If your child has any kind of serious food allergy, the doctor will want him or her to carry an epinephrine auto-injector in case of an emergency.
An epinephrine auto-injector is a prescription medicine that comes in a small, easy-to-carry container. It's easy to use. Your doctor will show you how. Kids who are old enough can be taught how to give themselves the injection. If they carry the epinephrine, it should be nearby, not left in a locker or in the nurse's office.
Wherever your child is, caregivers should always know where the epinephrine is, have easy access to it, and know how to give the shot. Staff at your child's school should know about the allergy and have an action plan in place. Your child's medicines should be accessible at all times. Also consider having your child wear a medical alert bracelet.
Signs and symptoms of anaphylaxis that would require epinephrine include:
- throat feels tight
- swelling in the mouth
- trouble breathing
- any symptoms from two or more body systems (skin, heart, lungs, etc.), such as hives and belly pain
- any other combination of two or more symptoms that affect different parts of the body
Every second counts in an allergic reaction.

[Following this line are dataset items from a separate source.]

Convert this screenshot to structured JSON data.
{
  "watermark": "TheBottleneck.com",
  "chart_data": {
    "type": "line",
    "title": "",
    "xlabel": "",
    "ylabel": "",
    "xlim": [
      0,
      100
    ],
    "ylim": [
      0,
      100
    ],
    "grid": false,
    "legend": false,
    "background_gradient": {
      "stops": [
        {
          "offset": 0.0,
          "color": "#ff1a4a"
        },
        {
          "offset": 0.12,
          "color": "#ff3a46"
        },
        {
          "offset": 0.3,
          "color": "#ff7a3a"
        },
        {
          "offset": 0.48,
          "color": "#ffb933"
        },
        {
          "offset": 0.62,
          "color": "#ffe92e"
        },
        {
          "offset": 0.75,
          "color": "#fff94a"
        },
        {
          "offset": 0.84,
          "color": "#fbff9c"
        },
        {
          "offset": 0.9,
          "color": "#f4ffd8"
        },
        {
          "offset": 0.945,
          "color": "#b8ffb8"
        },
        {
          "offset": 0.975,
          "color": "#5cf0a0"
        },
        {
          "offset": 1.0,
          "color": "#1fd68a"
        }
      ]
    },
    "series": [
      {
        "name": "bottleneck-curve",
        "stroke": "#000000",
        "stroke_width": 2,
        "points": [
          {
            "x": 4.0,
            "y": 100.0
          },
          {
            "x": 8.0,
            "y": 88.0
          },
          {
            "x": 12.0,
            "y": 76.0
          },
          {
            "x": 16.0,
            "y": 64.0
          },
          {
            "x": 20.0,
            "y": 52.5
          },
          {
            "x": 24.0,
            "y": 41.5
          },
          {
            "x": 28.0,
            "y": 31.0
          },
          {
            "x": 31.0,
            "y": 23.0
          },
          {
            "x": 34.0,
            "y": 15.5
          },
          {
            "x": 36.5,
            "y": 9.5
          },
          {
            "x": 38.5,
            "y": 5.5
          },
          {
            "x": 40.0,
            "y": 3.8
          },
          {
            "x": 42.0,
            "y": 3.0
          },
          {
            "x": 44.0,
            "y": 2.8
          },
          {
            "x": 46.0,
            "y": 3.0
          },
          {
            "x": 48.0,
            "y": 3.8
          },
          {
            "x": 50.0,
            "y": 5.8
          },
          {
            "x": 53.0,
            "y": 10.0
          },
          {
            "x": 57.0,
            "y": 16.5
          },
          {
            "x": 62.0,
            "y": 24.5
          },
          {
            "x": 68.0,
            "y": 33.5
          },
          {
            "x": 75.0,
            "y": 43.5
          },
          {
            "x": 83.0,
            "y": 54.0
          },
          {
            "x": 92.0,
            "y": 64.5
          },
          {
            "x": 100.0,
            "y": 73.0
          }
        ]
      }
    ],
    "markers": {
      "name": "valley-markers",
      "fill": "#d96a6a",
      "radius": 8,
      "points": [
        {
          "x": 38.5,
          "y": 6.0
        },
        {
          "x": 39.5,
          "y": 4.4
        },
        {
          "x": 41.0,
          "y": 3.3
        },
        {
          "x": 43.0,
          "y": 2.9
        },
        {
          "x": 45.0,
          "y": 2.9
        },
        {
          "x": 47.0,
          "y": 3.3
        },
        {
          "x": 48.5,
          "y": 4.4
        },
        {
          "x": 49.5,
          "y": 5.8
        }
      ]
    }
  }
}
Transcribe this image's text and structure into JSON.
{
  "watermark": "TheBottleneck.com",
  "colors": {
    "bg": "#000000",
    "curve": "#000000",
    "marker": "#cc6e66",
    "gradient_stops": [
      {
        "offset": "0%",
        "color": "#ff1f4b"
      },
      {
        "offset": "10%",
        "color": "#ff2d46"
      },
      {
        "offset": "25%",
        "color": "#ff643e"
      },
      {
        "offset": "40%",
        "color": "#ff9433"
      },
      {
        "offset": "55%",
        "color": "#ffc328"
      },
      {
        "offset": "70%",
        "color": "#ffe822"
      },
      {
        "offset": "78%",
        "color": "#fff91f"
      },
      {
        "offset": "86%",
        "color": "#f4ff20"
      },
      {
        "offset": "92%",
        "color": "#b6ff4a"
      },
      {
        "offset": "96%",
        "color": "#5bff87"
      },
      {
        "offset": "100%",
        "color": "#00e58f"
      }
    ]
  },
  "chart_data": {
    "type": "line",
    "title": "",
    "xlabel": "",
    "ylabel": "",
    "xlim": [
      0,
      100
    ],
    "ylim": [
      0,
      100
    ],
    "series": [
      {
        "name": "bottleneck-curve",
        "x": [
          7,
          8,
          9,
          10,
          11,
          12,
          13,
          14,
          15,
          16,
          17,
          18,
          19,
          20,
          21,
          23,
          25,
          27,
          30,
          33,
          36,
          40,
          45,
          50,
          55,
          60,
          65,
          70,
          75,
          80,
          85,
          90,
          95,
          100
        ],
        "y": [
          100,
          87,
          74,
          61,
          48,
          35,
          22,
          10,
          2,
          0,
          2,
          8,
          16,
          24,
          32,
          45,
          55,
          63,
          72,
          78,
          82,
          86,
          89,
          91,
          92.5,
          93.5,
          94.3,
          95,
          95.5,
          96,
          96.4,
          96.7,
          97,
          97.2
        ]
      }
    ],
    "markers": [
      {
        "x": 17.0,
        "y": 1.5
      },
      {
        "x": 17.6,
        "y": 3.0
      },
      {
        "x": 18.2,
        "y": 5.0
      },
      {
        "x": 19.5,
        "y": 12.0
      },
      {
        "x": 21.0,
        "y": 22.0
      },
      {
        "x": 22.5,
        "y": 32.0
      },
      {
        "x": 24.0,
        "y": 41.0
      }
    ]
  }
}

If your child starts having serious allergic symptoms, give the epinephrine auto-injector right away. Also give it right away if the symptoms involve two different parts of the body, like hives with vomiting. Then call 911 and take your child to the emergency room. Your child needs to be under medical supervision because even if the worst seems to have passed, a second wave of serious symptoms can happen.
It's also a good idea to carry an over-the-counter (OTC) antihistamine for your child, as this can help treat mild allergy symptoms. Use antihistamines after — not as a replacement for — the epinephrine shot during life-threatening reactions.